Есенин молча сел у ног Айседоры. Он не знал иностранных языков. На все вопросы он только качал головой и улыбался. Она не знала, как с ним говорить, и провела пальцами по его волосам, пробормотав на своем очень слабеньком русском:
– Зо-ло-тая го-ло-ва…
Видно было, что Есенина дрожь пробрала от прикосновения ее пальцев. Она засмеялась и вдруг, приподняв его голову за подбородок, поцеловала в губы. И еще раз, и еще – полуприкрыв глаза, с выражением уже не нежным, а страстным.
Есенин вырвался, двумя шагами пересек комнату и вспрыгнул на стол. Он начал читать стихи:
Мир таинственный, мир мой древний,
Ты, как ветер, затих и присел.
Вот сдавили за шею деревню
Каменные руки шоссе.
Так испуганно в снежную выбель
Заметалась звенящая жуть.
Здравствуй, моя черная гибель,
Я навстречу к тебе выхожу!
Как странно, что при первой же встрече с Айседорой он читал стихи о гибели затравленного волка… Потом, отравленный любовью, уже в Берлине признается в горьких, словно хина, строках:
Я искал в этой женщине счастья,
А нечаянно гибель нашел.
Но тогда, в тот вечер, ничто не предвещало беды. Есенин был в ударе, читал особенно хорошо. Айседора прошептала по-немецки:
– Он – ангел, он – сатана, он – гений!
Неважно, что она не понимала слов. Если Есенин хотел очаровать человека, ему нужно было только улыбнуться глазами и начать читать стихи, немного утрируя свой рязанский диалект. Магия его голоса была поразительна.

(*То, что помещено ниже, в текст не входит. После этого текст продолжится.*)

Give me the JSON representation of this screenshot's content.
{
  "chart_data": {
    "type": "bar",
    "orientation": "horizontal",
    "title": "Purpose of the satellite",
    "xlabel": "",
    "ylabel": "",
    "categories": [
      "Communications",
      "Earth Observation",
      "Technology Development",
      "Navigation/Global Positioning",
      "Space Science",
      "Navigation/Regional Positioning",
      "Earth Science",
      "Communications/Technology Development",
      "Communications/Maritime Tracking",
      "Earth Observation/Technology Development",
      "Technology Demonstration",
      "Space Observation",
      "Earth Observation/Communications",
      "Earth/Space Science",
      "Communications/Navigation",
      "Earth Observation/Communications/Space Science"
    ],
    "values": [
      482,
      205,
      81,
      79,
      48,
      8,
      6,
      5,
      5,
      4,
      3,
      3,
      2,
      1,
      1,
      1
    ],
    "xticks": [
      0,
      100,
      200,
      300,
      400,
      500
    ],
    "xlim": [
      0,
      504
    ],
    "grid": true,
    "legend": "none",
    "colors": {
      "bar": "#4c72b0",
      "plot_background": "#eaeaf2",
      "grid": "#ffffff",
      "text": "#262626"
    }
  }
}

Когда он во второй раз подошел к Айседоре, она бурно зааплодировала ему и сказала по-русски:
– Оч-чень хо-ро-шо!
Однако все знали, что собрались здесь не только слушать стихи и разговоры разговаривать. Жаждали танца Айседоры, и наконец под аккомпанемент чьей-то гитары она начала танцевать – сначала «Интернационал», потом «Славянский марш» Чайковского. Алые переливы легкой ткани, алый шарф… Пластичность самых простых движений казалась невероятной, заставляла содрогаться сердце.
Пой же, пой! В роковом размахе
Этих рук роковая беда…
Есенин смотрел на нее не отрываясь.
Анатолий Мариенгоф покосился на друга раз и другой, потом лицо его омрачилось.
– Кто бы мог подумать, – пробормотал он ревниво, – что «Славянский марш» может сыграть не только оркестр, но и отяжелевший живот, грудь и немой красный рот, словно кривым ножом вырезанный на круглом лице.